Un jour enfin, l’une des deux navires retardataires d’Islande fut signalé au large. Lequel ?…

Vite, les groupes de femmes s’étaient formés, muets, anxieux, sur la falaise.

Gaud tremblante et pâlie, était là, à côté du père de son Yann :

—    Je crois fort, disait le vieux pêcheur, je crois fort que c’est eux !

Un liston rouge, un hunier à rouleau, ça leur ressemble joliment toujours; qu’en dis-tu, Gaud, ma fille ?

—    Et pourtant non, reprit-il avec un découragement soudain; non, nous nous trompons encore, le bout-dehors n’est pas pareil et ils ont un foc, c’est la Marie-Jeanne. Oh ! mais bien sûr, ma fille, ils ne tarderont pas.

Et chaque jour venait après chaque jour; et chaque nuit arrivait à son heure, avec une tranquillité inexorable.

Elle continuait de se mettre en toilette, un peu comme une insensée, toujours par peur de ressembler à une femme de naufragé, s’exaspérant quand les autres prenaient avec elle un air de compassion et de mystère, détournant les yeux pour ne pas croiser en route de ces regards qui la glaçaient.

Maintenant elle avait pris l’habitude d’aller dès le matin tout au bout des terres, sur la haute falaise de Pors-Even, passant par derrière la maison paternelle de son Yann pour n’être pas vue par la mère ni les petites sœurs. Elle s’en allait toute seule à l’extrême pointe de ce pays de Ploubazlanec qui se découpe en corne de renne sur la Manche grise, et s’asseyait là tout le jour aux pieds d’une croix isolée qui domine les lointains immenses des eaux…

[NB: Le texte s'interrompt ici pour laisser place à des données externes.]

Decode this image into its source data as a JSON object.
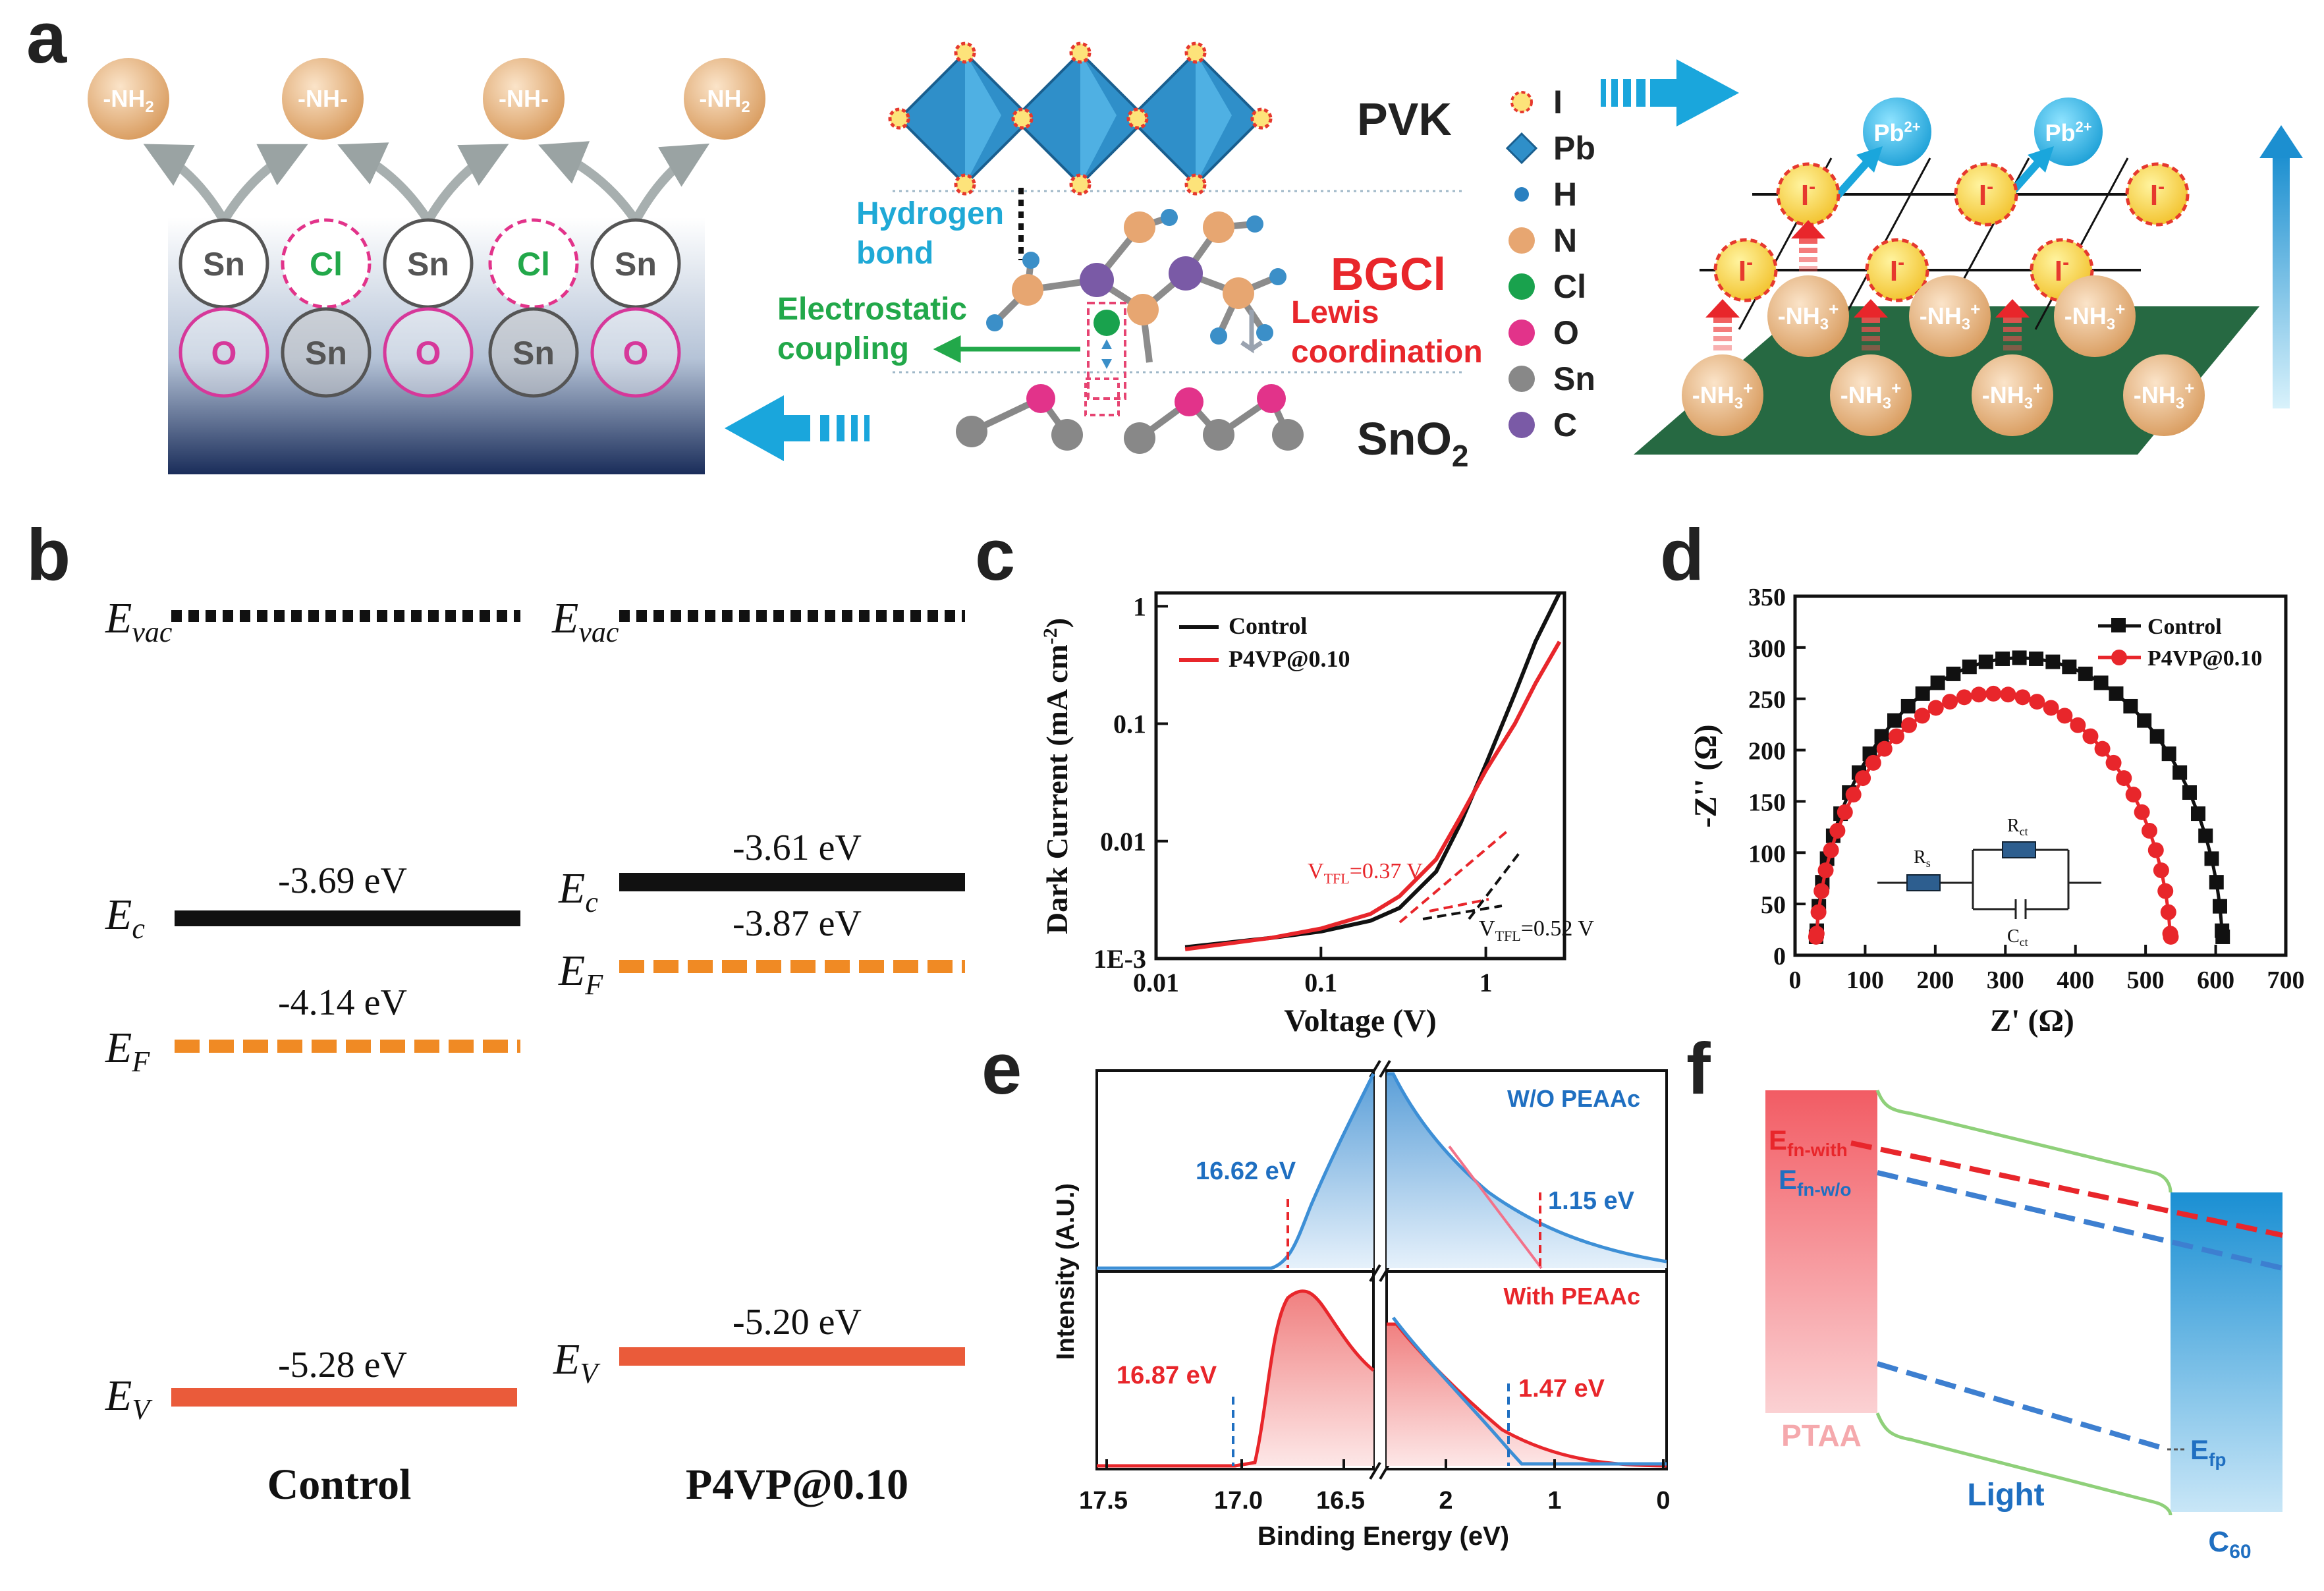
{
  "panel_labels": {
    "a": "a",
    "b": "b",
    "c": "c",
    "d": "d",
    "e": "e",
    "f": "f"
  },
  "colors": {
    "red": "#e8262b",
    "black": "#111111",
    "orange": "#f08a24",
    "cyan": "#1aa6dc",
    "blue": "#1f6fc1",
    "green": "#22a84a"
  },
  "panel_a": {
    "groups": [
      "-NH2",
      "-NH-",
      "-NH-",
      "-NH2"
    ],
    "top_row": [
      "Sn",
      "Cl",
      "Sn",
      "Cl",
      "Sn"
    ],
    "bottom_row": [
      "O",
      "Sn",
      "O",
      "Sn",
      "O"
    ],
    "pvk": "PVK",
    "bgcl": "BGCl",
    "sno2": "SnO2",
    "hydrogen_bond": [
      "Hydrogen",
      "bond"
    ],
    "electrostatic": [
      "Electrostatic",
      "coupling"
    ],
    "lewis": [
      "Lewis",
      "coordination"
    ],
    "legend": [
      "I",
      "Pb",
      "H",
      "N",
      "Cl",
      "O",
      "Sn",
      "C"
    ],
    "pb_ion": "Pb2+",
    "iodide": "I-",
    "nh3_label": "-NH3+",
    "nh3_count": 7
  },
  "panel_b": {
    "evac": "Evac",
    "ec": "Ec",
    "ef": "EF",
    "ev": "EV",
    "control": {
      "label": "Control",
      "ec": "-3.69 eV",
      "ef": "-4.14 eV",
      "ev": "-5.28 eV"
    },
    "p4vp": {
      "label": "P4VP@0.10",
      "ec": "-3.61 eV",
      "ef": "-3.87 eV",
      "ev": "-5.20 eV"
    }
  },
  "chart_data": [
    {
      "panel": "c",
      "type": "line",
      "xscale": "log",
      "yscale": "log",
      "xlabel": "Voltage (V)",
      "ylabel": "Dark Current (mA cm-2)",
      "xlim": [
        0.01,
        3
      ],
      "ylim": [
        0.001,
        1.3
      ],
      "xticks": [
        "0.01",
        "0.1",
        "1"
      ],
      "yticks": [
        "1E-3",
        "0.01",
        "0.1",
        "1"
      ],
      "series": [
        {
          "name": "Control",
          "color": "#111111",
          "x": [
            0.015,
            0.05,
            0.1,
            0.2,
            0.3,
            0.5,
            0.7,
            1.0,
            1.5,
            2.0,
            2.8
          ],
          "y": [
            0.00125,
            0.0015,
            0.0017,
            0.0021,
            0.0027,
            0.0055,
            0.014,
            0.045,
            0.18,
            0.5,
            1.3
          ]
        },
        {
          "name": "P4VP@0.10",
          "color": "#e8262b",
          "x": [
            0.015,
            0.05,
            0.1,
            0.2,
            0.3,
            0.5,
            0.7,
            1.0,
            1.5,
            2.0,
            2.8
          ],
          "y": [
            0.0012,
            0.0015,
            0.0018,
            0.0024,
            0.0034,
            0.007,
            0.016,
            0.04,
            0.1,
            0.22,
            0.5
          ]
        }
      ],
      "annotations": [
        {
          "text": "VTFL=0.37 V",
          "label": "V",
          "sub": "TFL",
          "value": "=0.37 V",
          "color": "#e8262b"
        },
        {
          "text": "VTFL=0.52 V",
          "label": "V",
          "sub": "TFL",
          "value": "=0.52 V",
          "color": "#111111"
        }
      ]
    },
    {
      "panel": "d",
      "type": "scatter",
      "xlabel": "Z' (Ω)",
      "ylabel": "-Z'' (Ω)",
      "xlim": [
        0,
        700
      ],
      "ylim": [
        0,
        350
      ],
      "xticks": [
        "0",
        "100",
        "200",
        "300",
        "400",
        "500",
        "600",
        "700"
      ],
      "yticks": [
        "0",
        "50",
        "100",
        "150",
        "200",
        "250",
        "300",
        "350"
      ],
      "series": [
        {
          "name": "Control",
          "color": "#111111",
          "marker": "square",
          "center": 320,
          "radius": 290,
          "ymax": 290
        },
        {
          "name": "P4VP@0.10",
          "color": "#e8262b",
          "marker": "circle",
          "center": 283,
          "radius": 253,
          "ymax": 255
        }
      ],
      "inset_labels": {
        "rs": "Rs",
        "rct": "Rct",
        "cct": "Cct"
      }
    },
    {
      "panel": "e",
      "type": "area",
      "xlabel": "Binding Energy  (eV)",
      "ylabel": "Intensity (A.U.)",
      "xticks_left": [
        "17.5",
        "17.0",
        "16.5"
      ],
      "xticks_right": [
        "2",
        "1",
        "0"
      ],
      "top": {
        "label": "W/O PEAAc",
        "cutoff": "16.62 eV",
        "onset": "1.15 eV"
      },
      "bottom": {
        "label": "With PEAAc",
        "cutoff": "16.87 eV",
        "onset": "1.47 eV"
      }
    }
  ],
  "panel_f": {
    "efn_with": "Efn-with",
    "efn_wo": "Efn-w/o",
    "efp": "Efp",
    "ptaa": "PTAA",
    "light": "Light",
    "c60": "C60"
  }
}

Il y en a ainsi partout, de ces croix de granit, qui se dressent sur les falaises avancées de cette terre des marins, comme pour demander grâce; comme pour apaiser la grande chose mouvante, mystérieuse, qui attire les hommes et ne les rend plus, et garde de préférence les plus vaillants, les plus beaux.

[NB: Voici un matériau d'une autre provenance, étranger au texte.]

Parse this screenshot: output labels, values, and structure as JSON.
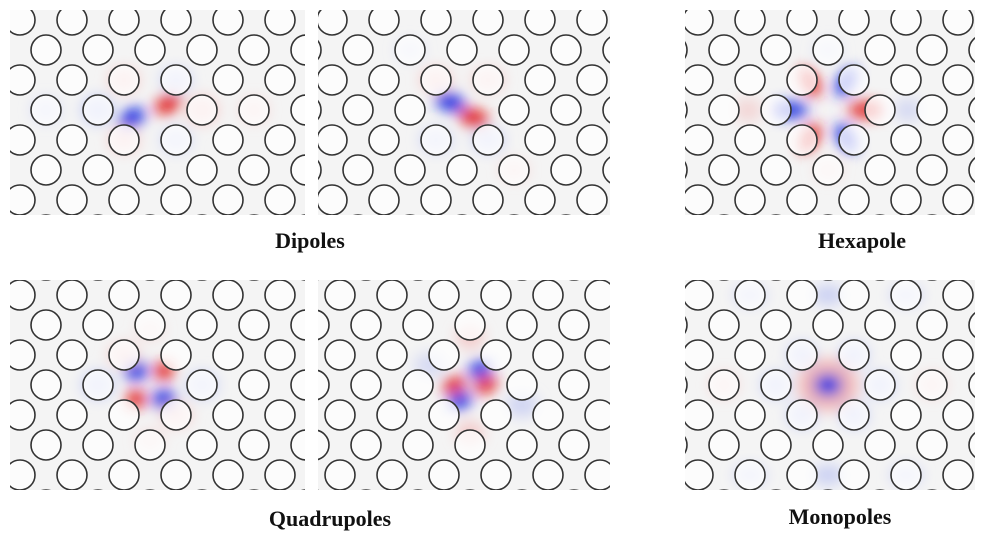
{
  "panels": {
    "dipoles": {
      "label": "Dipoles"
    },
    "hexapole": {
      "label": "Hexapole"
    },
    "quadrupoles": {
      "label": "Quadrupoles"
    },
    "monopoles": {
      "label": "Monopoles"
    }
  }
}
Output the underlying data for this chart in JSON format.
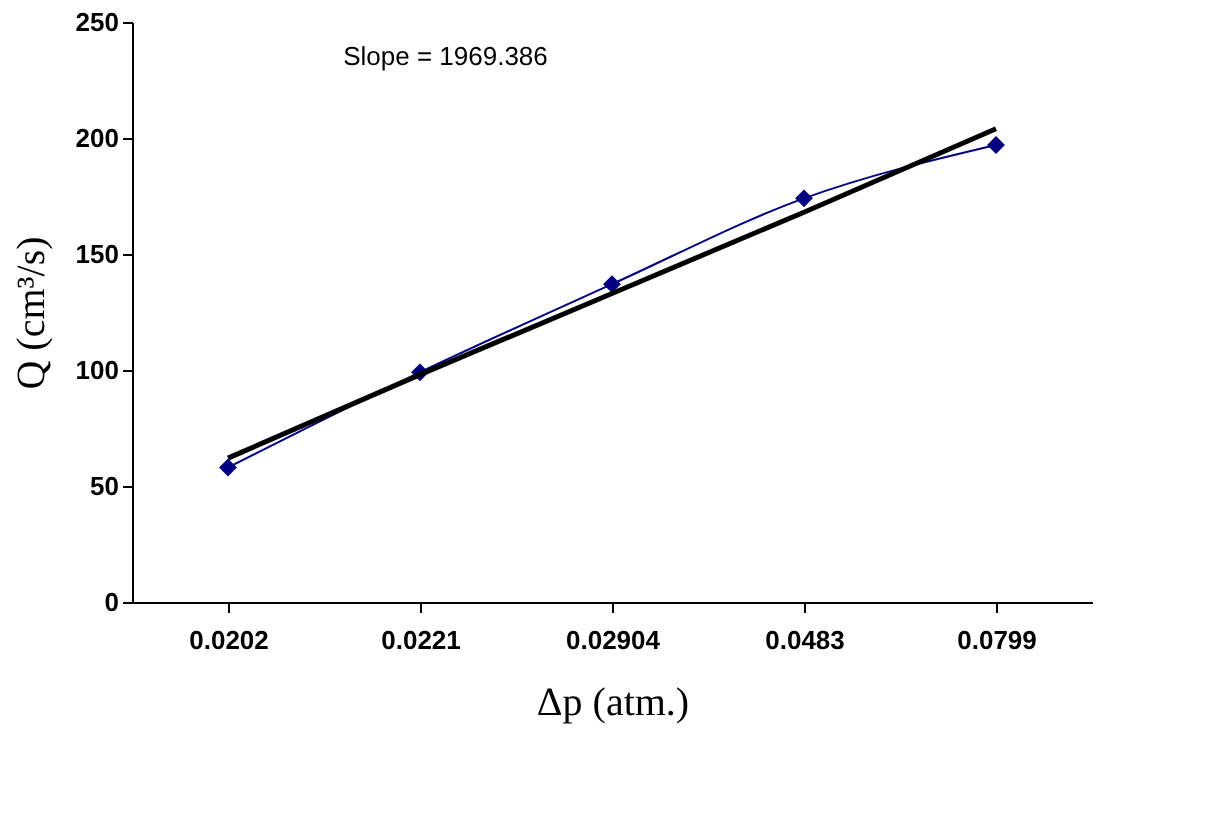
{
  "chart_data": {
    "type": "line",
    "xlabel": "Δp (atm.)",
    "ylabel": "Q (cm³/s)",
    "categories": [
      "0.0202",
      "0.0221",
      "0.02904",
      "0.0483",
      "0.0799"
    ],
    "series": [
      {
        "color": "#000080",
        "values": [
          58,
          99,
          137,
          174,
          197
        ],
        "marker": "diamond",
        "line_style": "solid"
      },
      {
        "type": "line",
        "color": "#000000",
        "values": [
          62,
          98,
          133,
          168,
          204
        ],
        "marker": "none",
        "line_style": "solid"
      }
    ],
    "ylim": [
      0,
      250
    ],
    "yticks": [
      0,
      50,
      100,
      150,
      200,
      250
    ],
    "grid": false,
    "annotations": [
      "Slope = 1969.386"
    ]
  }
}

Autour de cette croix de Pors-Even, il y avait les landes éternellement vertes, tapissées d’ajoncs courts. Et, à cette hauteur, l’air de la mer était très pur, ayant à peine l’odeur salée des goémons, mais rempli des senteurs délicieuses de septembre.

On voyait se dessiner très loin, les unes par-dessus les autres, toutes les découpures de la côte, la terre de Bretagne finissait en pointes dentelées qui s’allongeaient sur le tranquille néant des eaux.

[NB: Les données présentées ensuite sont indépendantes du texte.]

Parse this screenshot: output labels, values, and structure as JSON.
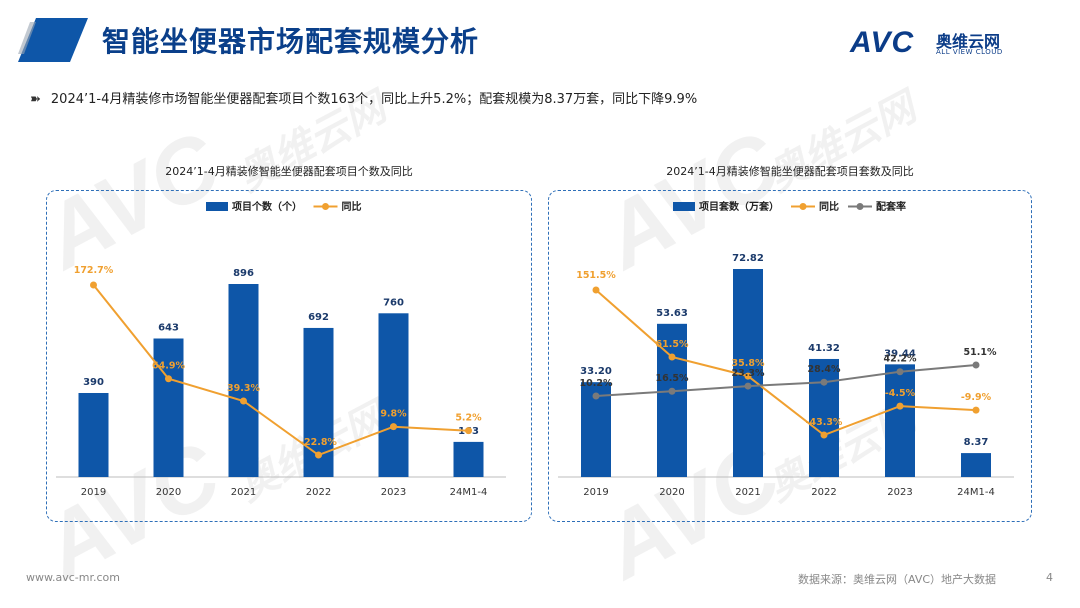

Au premier plan, des roches criblaient la mer; mais, au delà, rien ne troublait plus son poli de miroir; elle menait un tout petit bruit caressant, léger et immense, qui montait du fond de toutes les baies. Et c’étaient des lointains si calmes, des profondeurs si douces ! Le grand néant bleu, le tombeau des Gaos, gardait son mystère impénétrable, tandis que des brises, faibles comme des souffles, promenaient l’odeur des genêts ras qui avaient refleuri au dernier soleil d’automne.

A certaines heures régulières, la mer baissait, et des taches s’élargissaient partout, comme si lentement la Manche se vidait; ensuite, avec la même lenteur, les eaux remontaient et continuaient leur va-et-vient éternel, sans aucun souci des morts.

Et Gaud, assise au pied de sa croix, restait là, au milieu de ces tranquillités regardant toujours, jusqu’à la nuit tombée, jusqu’à ne plus rien voir.